Potret Borobudur. (pixabay.com/saesherra)
Sementara Dosen arkeologi UGM, Niken Wirasanti juga meminta wacana pemasangan stupa tak sekadar ditunda, tapi disetop seluruhnya. Ia pun mempertanyakan urgensi dari wacana yang keliru secara akademis atau prinsip pemugaran ini.
"Prinsip mugar itu jangan ada yang palsu, jangan menambah, tapi mengembalikan ke bentuk semula," kata Niken.
Niken berujar, rencana pemasangan chattra ini terus didengungkan selama beberapa tahun terakhir sejak mengemuka pertama kali pada era Presiden Susilo Bambang Yudhoyono (SBY).

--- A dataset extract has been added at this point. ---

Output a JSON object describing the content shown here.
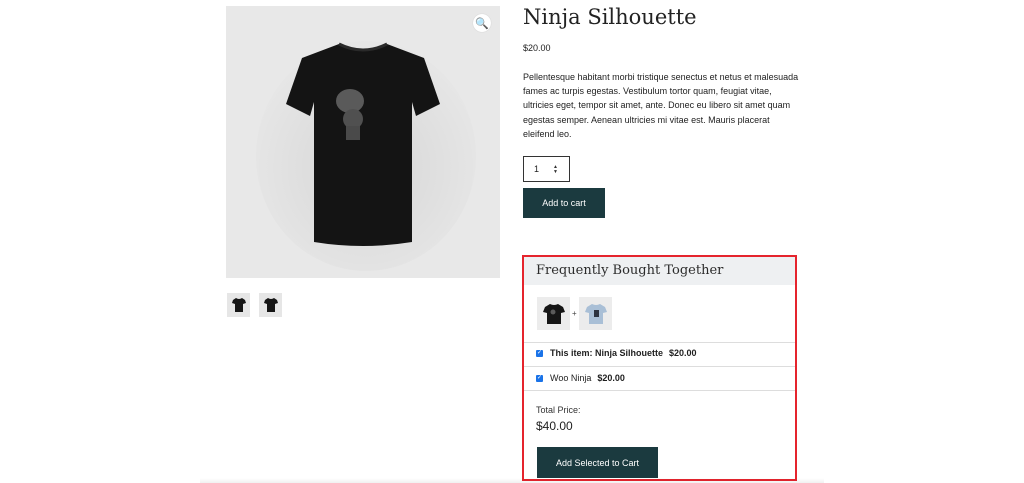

Wacana pemasangan chattra ini terangkat kembali tahun 2018. Niken sempat dilibatkan dalam diskusi dan diputuskan saat itu chattra tak layak dipasang, hingga rencana serupa muncul lagi tahun lalu.
Di satu sisi, keberadaan chattra van Erp yang kini tersimpan di Museum Karmawibangga, kata Niken, sudah dianggap menimbulkan polemik sejak lama.
Niken pernah tergabung dalam proyek pemugaran Candi Borobudur bersama Kepala Lembaga Purbakala terdahulu, mendiang Soekmono dan beberapa arkeolog senior lain tahun 80an. Kala itu sudah disepakati bersama bahwa chattra van Erp seharusnya disingkirkan.
Niken menekankan, pemasangan chattra pada stupa inti oleh van Erp yang dijadikan rujukan sekarang nyata kekeliruannya. Sebagai bukti, van Erp menyatakan menyesal lantaran melihat pemasangan chattra olehnya telah melangkahi otentisitas candi sehingga dilepas lagi.
"Pak Soekmono sendiri (bilang), wes gek ndang dibuang, beliau mengatakan jangan menjadi polemik lagi ini," katanya.
"Maunya kita, keinginan banyak pihak ini bisa jadi pembelajaran jangan terulang lagi memasang chattra itu, tapi yang terjadi orang berpikir berbeda. Oh, dulu pernah dipasang van Erp', (wacana) dipasanglah lagi, di situ yang terjadi bertahun-tahun," imbuh Niken.